Resource Equity. Third, mayors and governors should be prepared to attach funding to all Equity Task Force initiatives. They should think strategically about how any new federal COVID-19 stimulus money can be used now to address racial disparities. They should be using existing federal waivers to federal programs to create equitable health care, education, and broadband access. And they should be inviting philanthropic and corporate interests to share the fiscal responsibility for equity goals. Mayors and governors should take pioneering steps and develop and market equity bonds that can be bought on the municipal lending market. They should also be working to eliminate the bureaucratic challenges associated with pooling money from different municipal or state departmental budgets so that monies can be merged to address problems quickly and efficiently.
Innovate. Fourth, mayors and governors should also identify areas that are ripe for innovation. For instance, we now know a lot more about juvenile brain development than we did when the juvenile justice system was being developed. That system is based upon outdated and inaccurate understandings of how young people develop and mature. And because the juvenile justice system disproportionately targets young people of color, it should be a priority focus of mayors and governors. Don’t be afraid to ask: Do we need a juvenile justice system at all? And toward what equity goal could we redirect current juvenile justice funding if we eliminated juvenile justice?
Another area of innovation, which has now been tested nationwide during the current pandemic, is providing residents with a stipend. Mayors and governors should gather data that crystallizes the racial wealth gap in their jurisdictions and should experiment with a combination of stipends, better access to credit, and more educational opportunities for Black and Brown adults to address that wealth gap.
Measure Equity Impacts. Fifth, all programs and policies, whether or not they are formally under the aegis of the Equity Task Force, should be evaluated from an equity perspective. San Francisco’s Financial Justice Project is an exemplar in this area.
Finally, the video that captured Mr.

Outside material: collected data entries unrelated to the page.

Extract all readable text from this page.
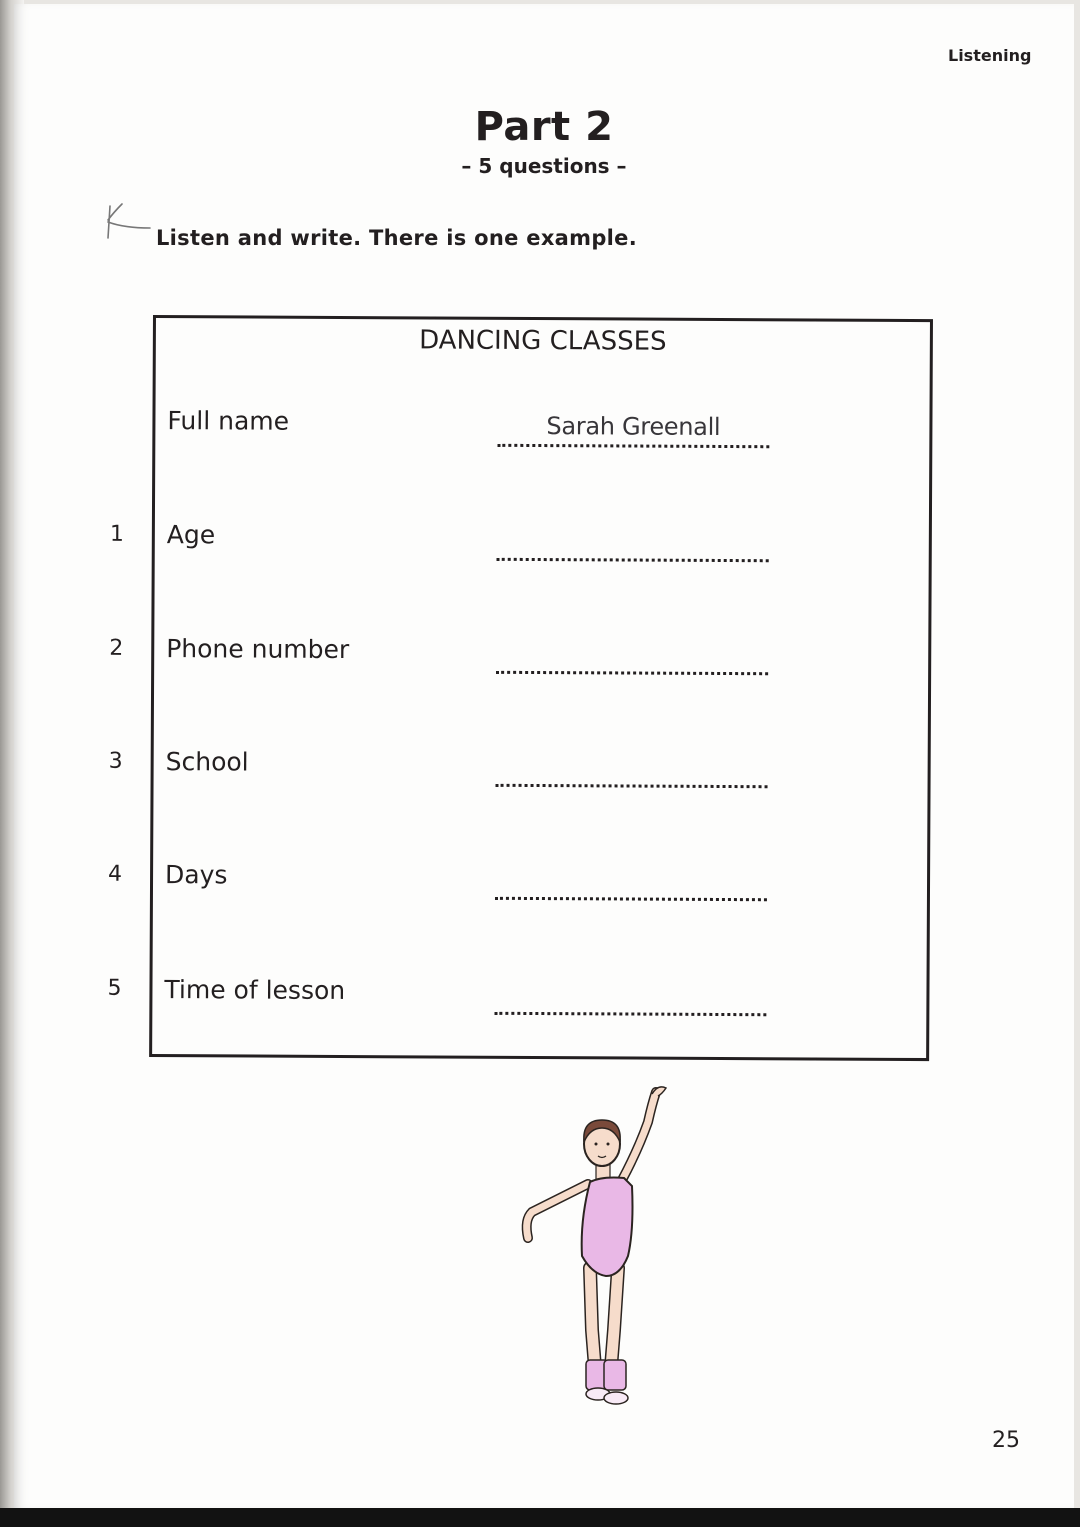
Listening
Part 2
– 5 questions –
Listen and write. There is one example.
DANCING CLASSES
Full name	Sarah Greenall
1 Age
2 Phone number
3 School
4 Days
5 Time of lesson
25
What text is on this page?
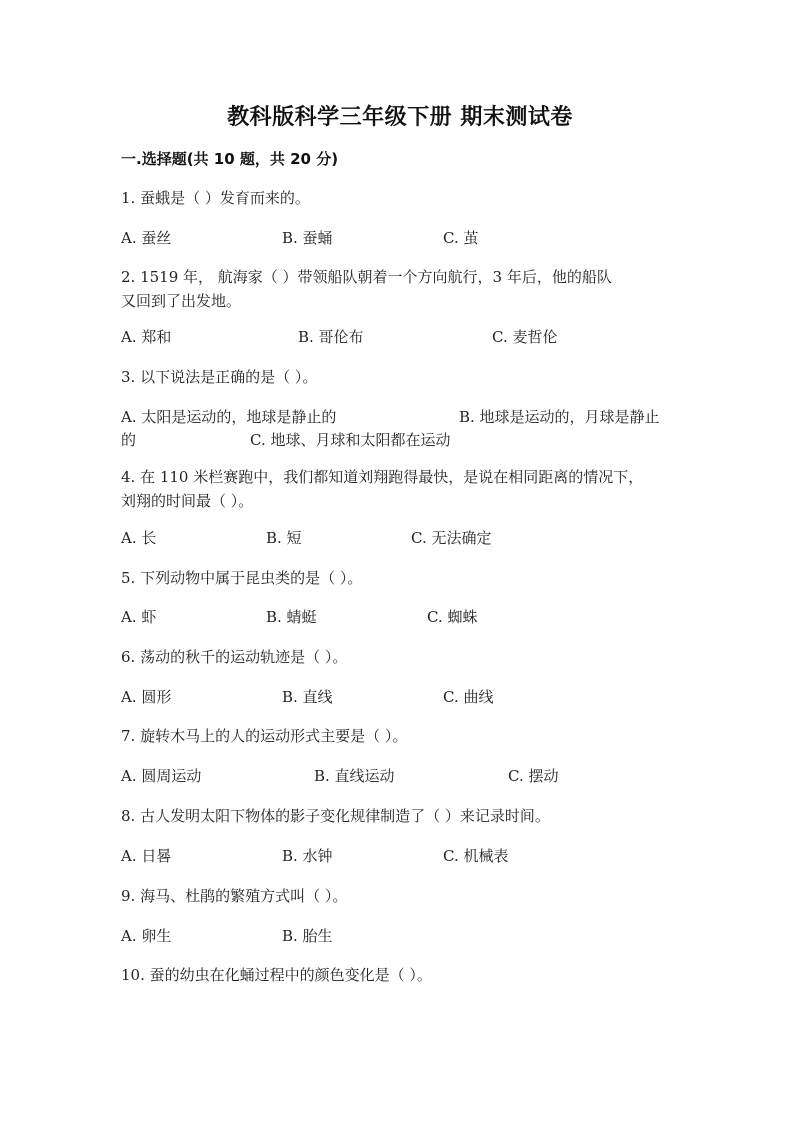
教科版科学三年级下册 期末测试卷
一.选择题(共 10 题，共 20 分)
1. 蚕蛾是（ ）发育而来的。
A. 蚕丝	B. 蚕蛹	C. 茧
2. 1519 年， 航海家（ ）带领船队朝着一个方向航行，3 年后，他的船队
又回到了出发地。
A. 郑和	B. 哥伦布	C. 麦哲伦
3. 以下说法是正确的是（ ）。
A. 太阳是运动的，地球是静止的	B. 地球是运动的，月球是静止
的	C. 地球、月球和太阳都在运动
4. 在 110 米栏赛跑中，我们都知道刘翔跑得最快，是说在相同距离的情况下，
刘翔的时间最（ ）。
A. 长	B. 短	C. 无法确定
5. 下列动物中属于昆虫类的是（ ）。
A. 虾	B. 蜻蜓	C. 蜘蛛
6. 荡动的秋千的运动轨迹是（ ）。
A. 圆形	B. 直线	C. 曲线
7. 旋转木马上的人的运动形式主要是（ ）。
A. 圆周运动	B. 直线运动	C. 摆动
8. 古人发明太阳下物体的影子变化规律制造了（ ）来记录时间。
A. 日晷	B. 水钟	C. 机械表
9. 海马、杜鹃的繁殖方式叫（ ）。
A. 卵生	B. 胎生
10. 蚕的幼虫在化蛹过程中的颜色变化是（ ）。
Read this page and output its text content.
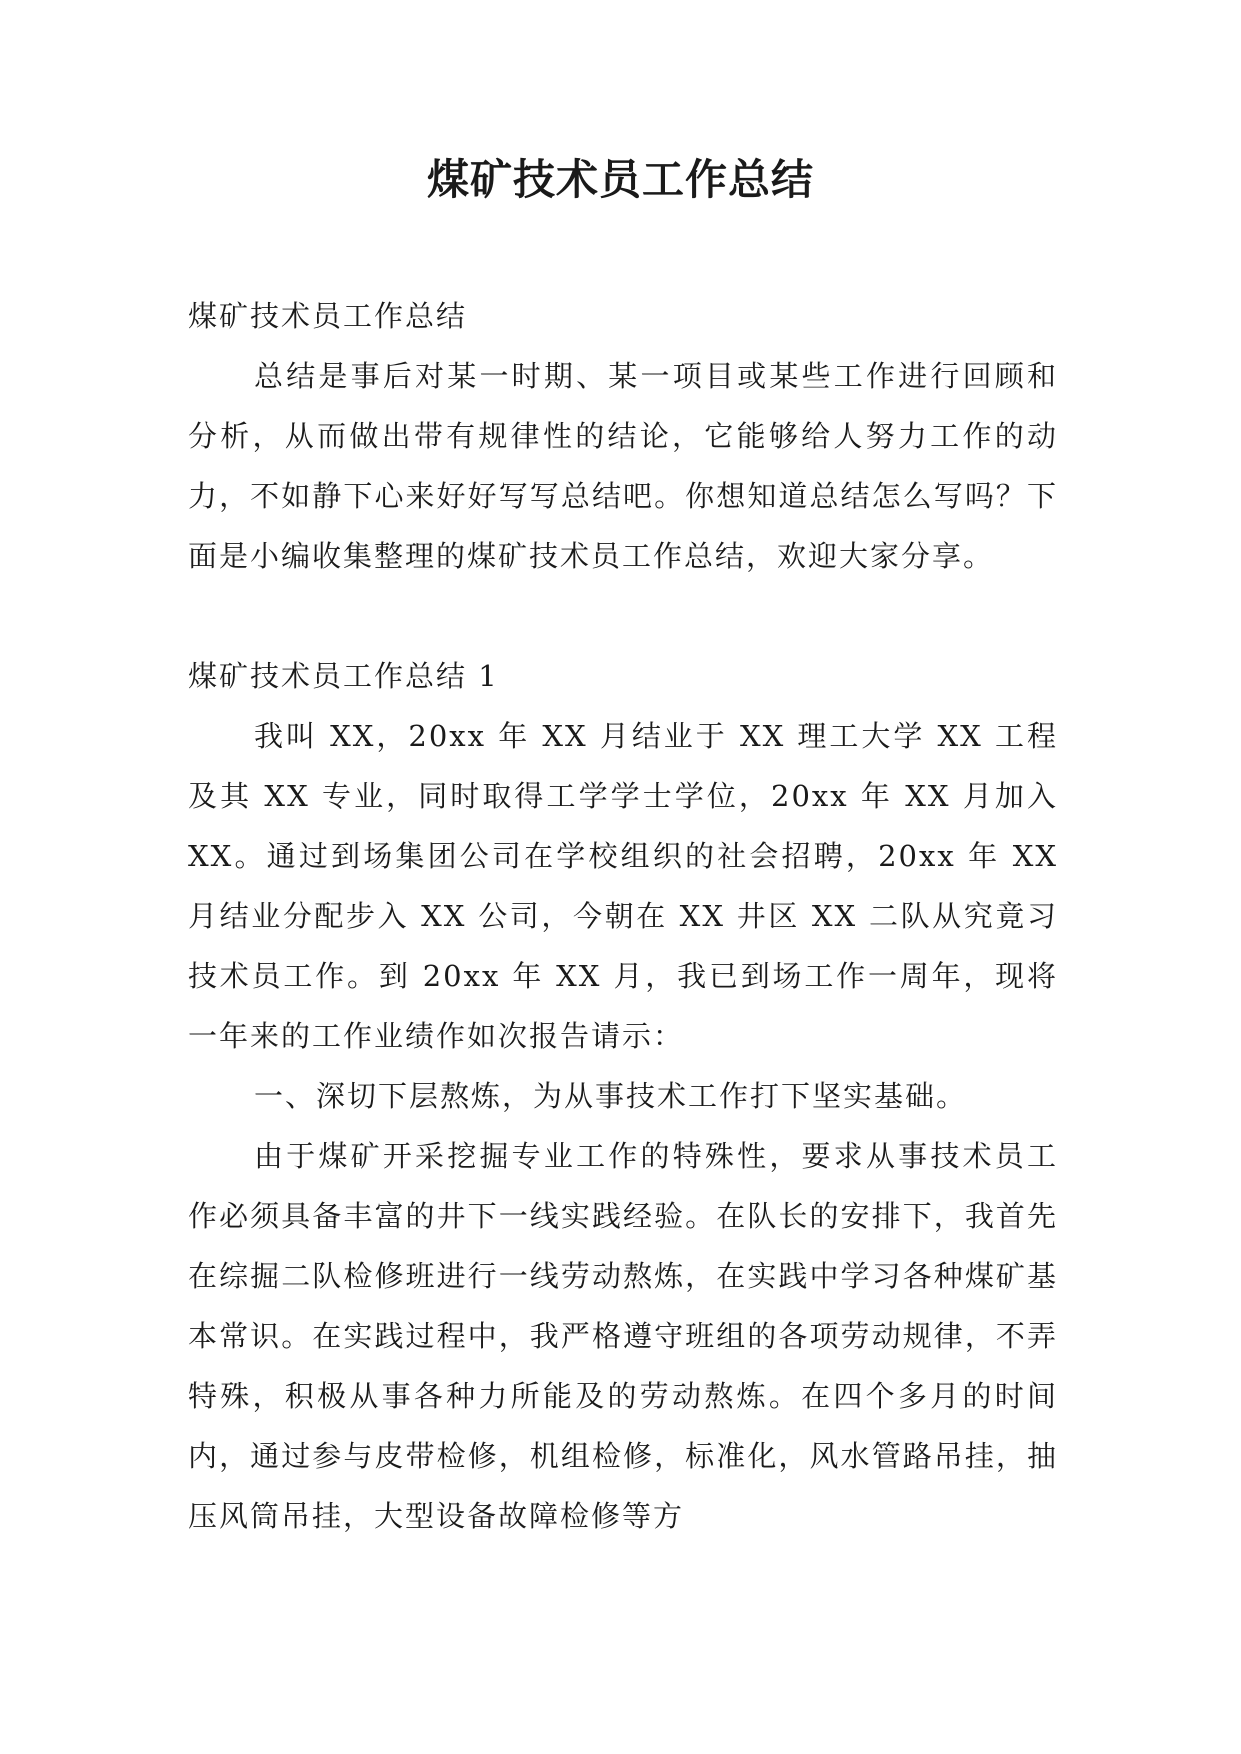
煤矿技术员工作总结

煤矿技术员工作总结

总结是事后对某一时期、某一项目或某些工作进行回顾和分析，从而做出带有规律性的结论，它能够给人努力工作的动力，不如静下心来好好写写总结吧。你想知道总结怎么写吗？下面是小编收集整理的煤矿技术员工作总结，欢迎大家分享。

煤矿技术员工作总结 1

我叫 XX，20xx 年 XX 月结业于 XX 理工大学 XX 工程及其 XX 专业，同时取得工学学士学位，20xx 年 XX 月加入 XX。通过到场集团公司在学校组织的社会招聘，20xx 年 XX 月结业分配步入 XX 公司，今朝在 XX 井区 XX 二队从究竟习技术员工作。到 20xx 年 XX 月，我已到场工作一周年，现将一年来的工作业绩作如次报告请示：

一、深切下层熬炼，为从事技术工作打下坚实基础。

由于煤矿开采挖掘专业工作的特殊性，要求从事技术员工作必须具备丰富的井下一线实践经验。在队长的安排下，我首先在综掘二队检修班进行一线劳动熬炼，在实践中学习各种煤矿基本常识。在实践过程中，我严格遵守班组的各项劳动规律，不弄特殊，积极从事各种力所能及的劳动熬炼。在四个多月的时间内，通过参与皮带检修，机组检修，标准化，风水管路吊挂，抽压风筒吊挂，大型设备故障检修等方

Floyd’s last, tortured moments starkly illustrates that every mayor and governor should be asking themselves today: What would I do differently, if my loved one were to draw his last breath under the knee of a murderer while being held down by other murderers? What would I do differently to ensure that the life of my loved one was welcome and valued?
Be the exemplar. Move with urgency. Understand that what Black and Brown people saw in that video was that Mr. Floyd died without an acknowledgment of his humanity. The U.S. aspires to be better than that. In this moment, with antagonism spewing from the White House, mayors and governors have to lead the way.